Perhaps no one knew what was lurking in the warehouses better than global brand ambassador Stewart Buchanan. He was a key driver in bringing the distillery back to life in 2004 and, although he was primarily involved in spirit production, assessing the warehouses was just as exciting. “What have we got in there? What’s in these warehouses? Let’s unlock them, let’s go and see what we’ve got. I think the variety of styles, even back then, blew us away,” he says.
That variety of styles, or figurative paint pots, has been drawn on to the fullest extent in the new range, as has simplicity, both in terms of packaging and message. The pallet of colours is reminiscent of the Speyside landscape, ranging from pastel blues and purples to more heathery, earthy tones, and the overall look of the range pays significant homage to that original 1994 bottling.
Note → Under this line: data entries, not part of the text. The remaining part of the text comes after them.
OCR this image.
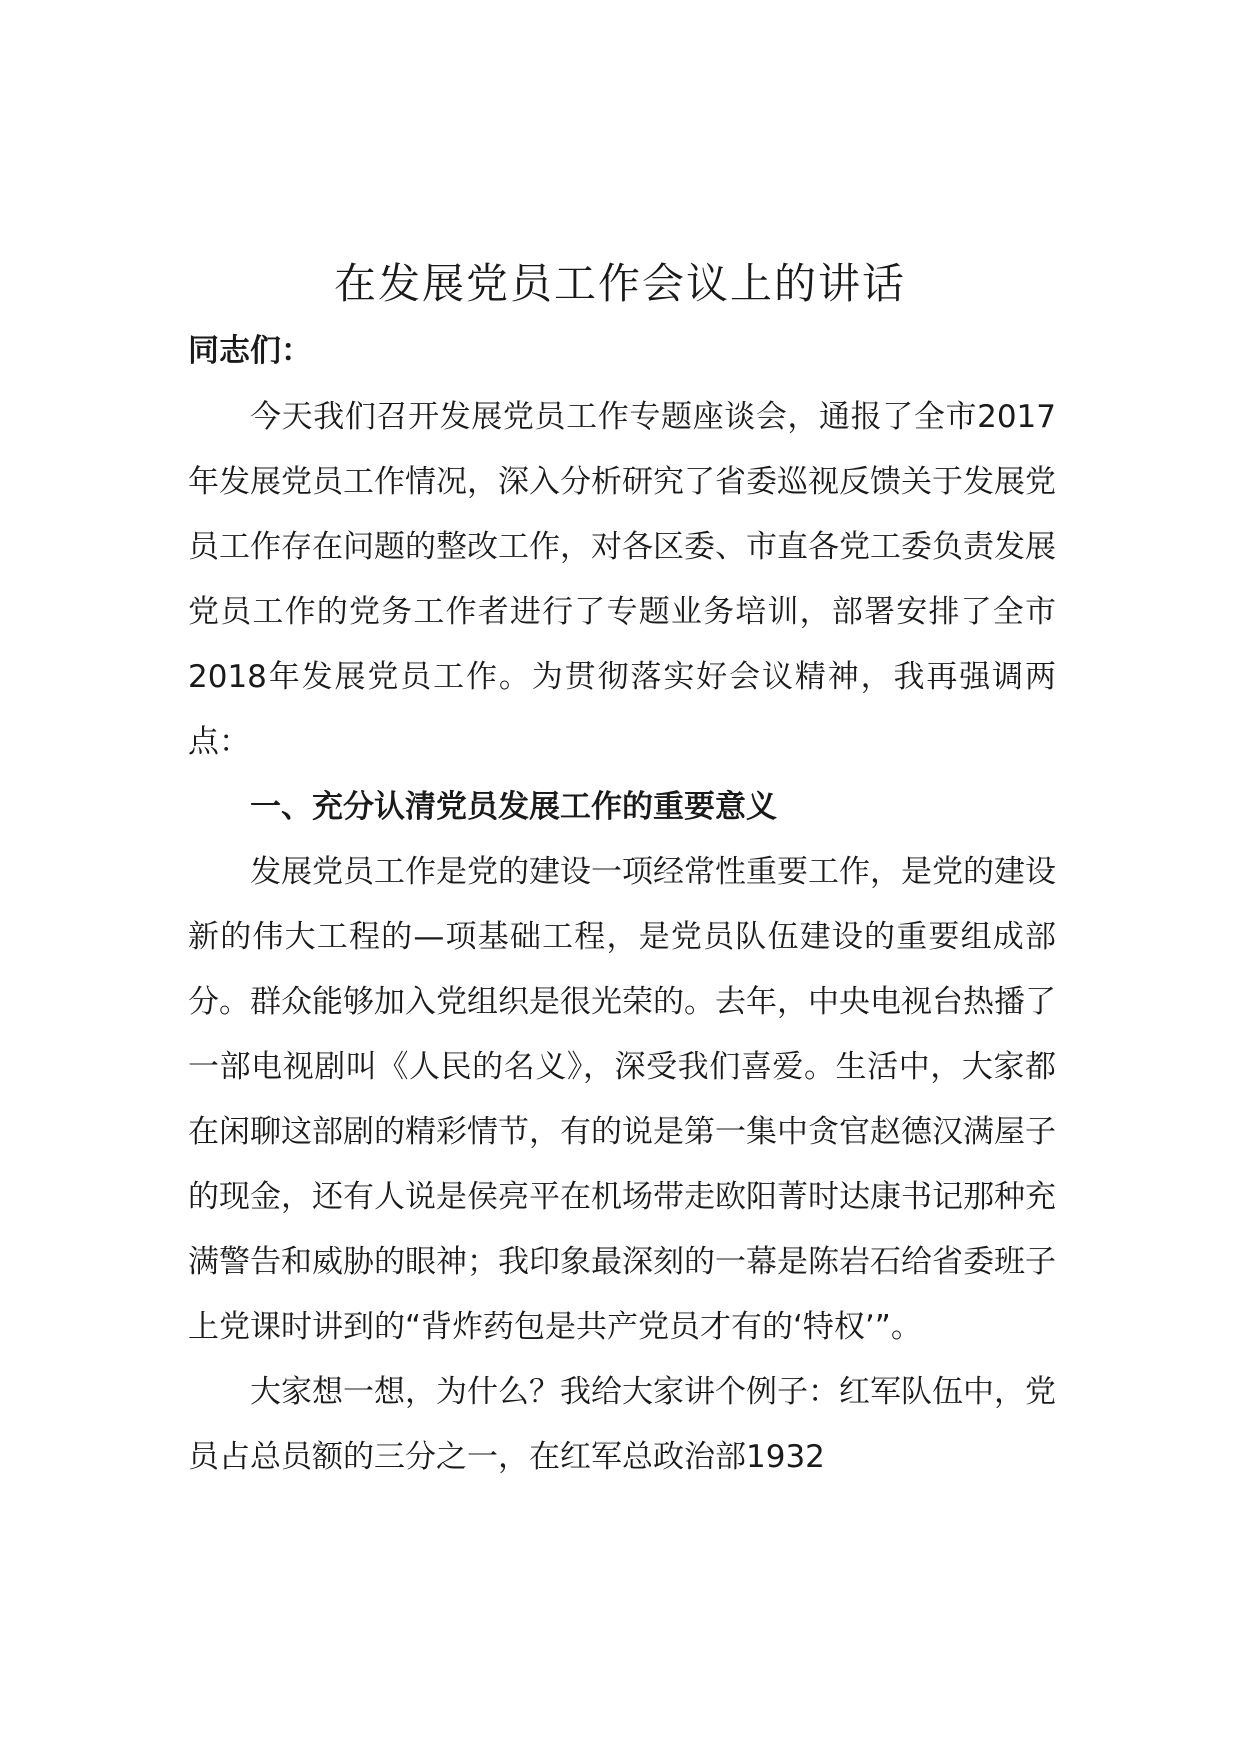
在发展党员工作会议上的讲话

同志们：

今天我们召开发展党员工作专题座谈会，通报了全市2017年发展党员工作情况，深入分析研究了省委巡视反馈关于发展党员工作存在问题的整改工作，对各区委、市直各党工委负责发展党员工作的党务工作者进行了专题业务培训，部署安排了全市2018年发展党员工作。为贯彻落实好会议精神，我再强调两点：

一、充分认清党员发展工作的重要意义

发展党员工作是党的建设一项经常性重要工作，是党的建设新的伟大工程的—项基础工程，是党员队伍建设的重要组成部分。群众能够加入党组织是很光荣的。去年，中央电视台热播了一部电视剧叫《人民的名义》，深受我们喜爱。生活中，大家都在闲聊这部剧的精彩情节，有的说是第一集中贪官赵德汉满屋子的现金，还有人说是侯亮平在机场带走欧阳菁时达康书记那种充满警告和威胁的眼神；我印象最深刻的一幕是陈岩石给省委班子上党课时讲到的“背炸药包是共产党员才有的‘特权’”。

大家想一想，为什么？我给大家讲个例子：红军队伍中，党员占总员额的三分之一，在红军总政治部1932
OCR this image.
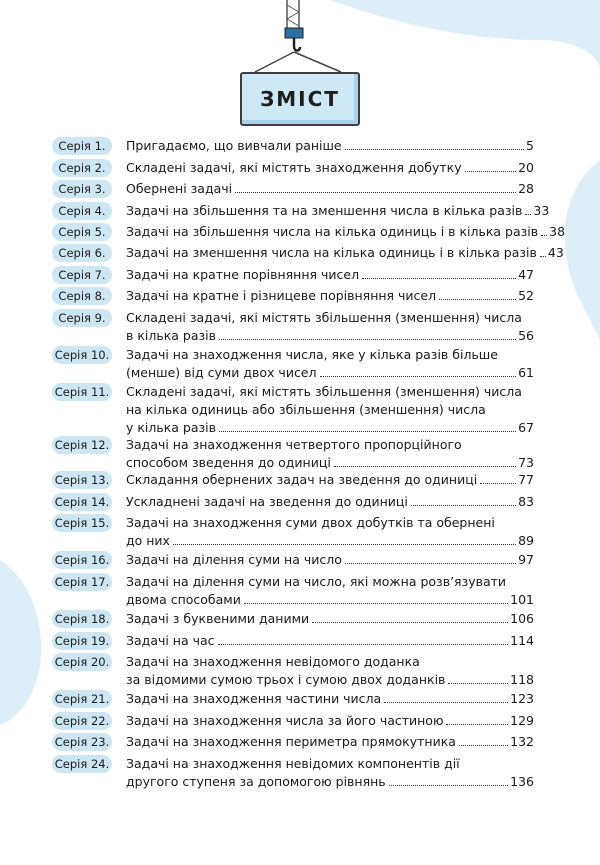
ЗМІСТ
Серія 1.	Пригадаємо, що вивчали раніше	5
Серія 2.	Складені задачі, які містять знаходження добутку	20
Серія 3.	Обернені задачі	28
Серія 4.	Задачі на збільшення та на зменшення числа в кілька разів 33
Серія 5.	Задачі на збільшення числа на кілька одиниць і в кілька разів 38
Серія 6.	Задачі на зменшення числа на кілька одиниць і в кілька разів 43
Серія 7.	Задачі на кратне порівняння чисел	47
Серія 8.	Задачі на кратне і різницеве порівняння чисел	52
Серія 9.	Складені задачі, які містять збільшення (зменшення) числа
в кілька разів	56
Серія 10. Задачі на знаходження числа, яке у кілька разів більше
(менше) від суми двох чисел	61
Серія 11. Складені задачі, які містять збільшення (зменшення) числа
на кілька одиниць або збільшення (зменшення) числа
у кілька разів	67
Серія 12. Задачі на знаходження четвертого пропорційного
способом зведення до одиниці	73
Серія 13. Складання обернених задач на зведення до одиниці	77
Серія 14. Ускладнені задачі на зведення до одиниці	83
Серія 15. Задачі на знаходження суми двох добутків та обернені
до них	89
Серія 16. Задачі на ділення суми на число	97
Серія 17. Задачі на ділення суми на число, які можна розв’язувати
двома способами	101
Серія 18. Задачі з буквеними даними	106
Серія 19. Задачі на час	114
Серія 20. Задачі на знаходження невідомого доданка
за відомими сумою трьох і сумою двох доданків	118
Серія 21. Задачі на знаходження частини числа	123
Серія 22. Задачі на знаходження числа за його частиною	129
Серія 23. Задачі на знаходження периметра прямокутника	132
Серія 24. Задачі на знаходження невідомих компонентів дії
другого ступеня за допомогою рівнянь	136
Barrie grins as she speaks of the “world of eclectic casks” she has used to create a core range which initially consists of a pair of 10 year olds and a pair of 12 year olds, with “a kind of yin and yang thing going on”. Both age statements have an unpeated variant and a peated variant, but differ in their cask make-up. Aside from being matured in Bourbon and sherry, The Original Ten has the addition of virgin oak, whereas The Twelve includes port casks. The Smoky Ten combines peated spirit matured in Bourbon, virgin oak and Jamaican rum casks, with The Smoky Twelve consisting of smoky whisky from Bourbon, sherry and marsala casks.
In addition to those four expressions there’s The Twenty One (Bourbon, sherry, virgin oak and red wine casks), The Twenty Five (Bourbon, sherry, virgin oak and madeira casks), and The Thirty (Bourbon, sherry, virgin oak and port casks). Travel retail will also see The Ten Triple Distilled (matured in Bourbon, PX sherry and virgin oak), as well as Quarter Cask and Smoky Quarter Cask offerings, both matured in Bourbon casks and then finished in quarter casks.
The joy in bringing together all types of casks and flavours to create this new range is plainly evident. “It was like being a child in a sweetie shop”, Barrie says, smiling. Then, a moment of quiet introspection: “Now I have a vision for the future, and to create the future of Benriach. It’s been quite a journey.”